Existem investigações em curso e pede-se a necessária tranquilidade para que a justiça funcione, com total isenção e proteção do segredo de justiça. Não é tempo de julgamentos em praça pública e muito menos de precipitação mediática, comportamentos que apenas geram demagogia, populismo e derivas ideológicas espúrias e evitáveis. Muito menos enveredar pelos caminhos da querela entre esquerda e direita tentando achar culpados para algo que se percebe há muito ser muito maior que qualquer partido ou ideal político. Até porque no limite serão as mais que prováveis eleições legislativas a decidir quem irá liderar o futuro governo.

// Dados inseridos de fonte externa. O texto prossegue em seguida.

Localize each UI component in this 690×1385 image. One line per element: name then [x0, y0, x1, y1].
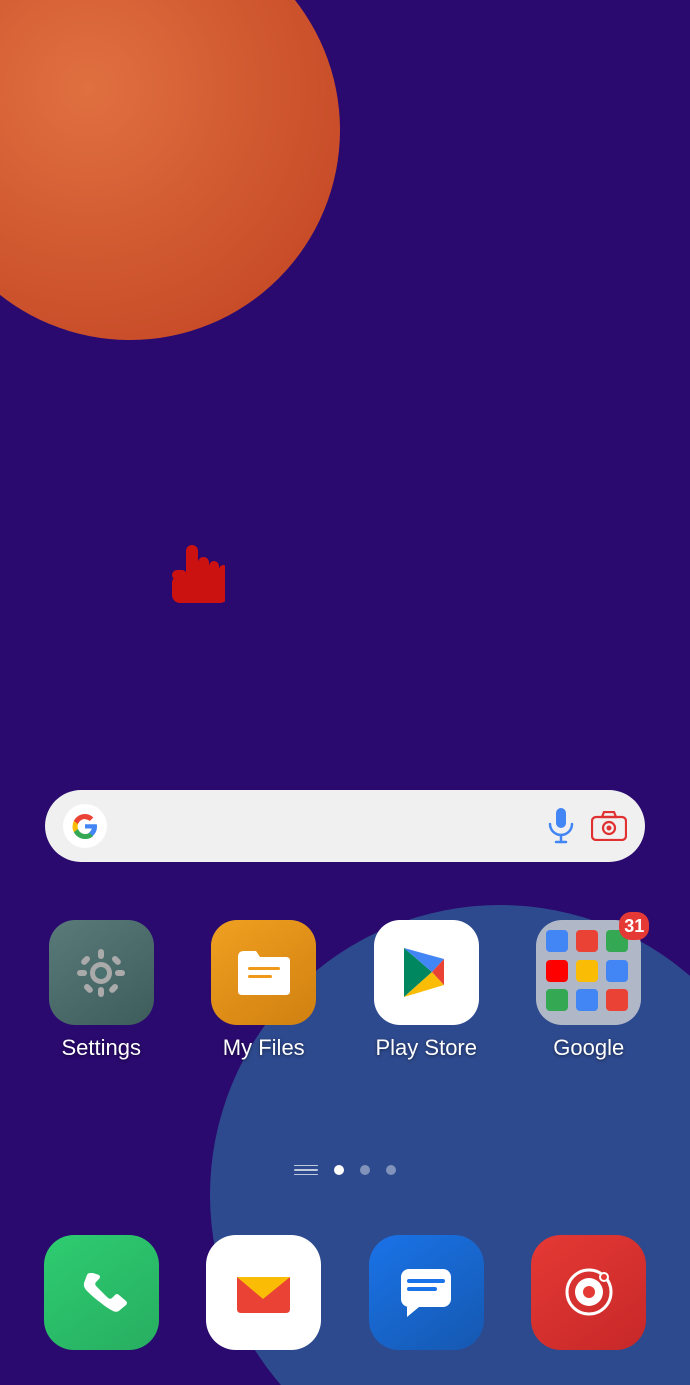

O que entendo que deveria haver, mais que um conselho de estado, era a capacidade de os partidos despirem as armaduras e junto com a sociedade civil, debaterem as razões profundas pelas quais Portugal não está a conseguir acompanhar os ritmos de crescimento e melhoria da qualidade de vida da população e que se debate com crises sucessivas em todos os setores primordiais, desde o colapso anunciado do SNS, ao peso excessivo da carga fiscal, à crise na habitação, à crise na docência e na educação em geral, à inoperância da justiça, entre tantos outros dossiers sem soluções, como a TAP, o aeroporto, a rede ferroviária, a gestão dos recursos hídricos e da floresta. A lista é imensa e pede que em cada área existam os melhores quadros para serem achadas as melhores soluções. E como temos percebido com o curso do tempo, existe um alheamento da sociedade civil dos destinos da governação, sendo sabido que sem esse contributo será sempre mais difícil conseguir os melhores resultados. As dificuldades óbvias de conseguir quadros com experiência para o governo, gerou decisões polémicas e uma desconfiança crescente sobre a capacidade de vários ministros e respetivos gabinetes. E uma vez minada a confiança o comprometimento da ação governativa é evidente.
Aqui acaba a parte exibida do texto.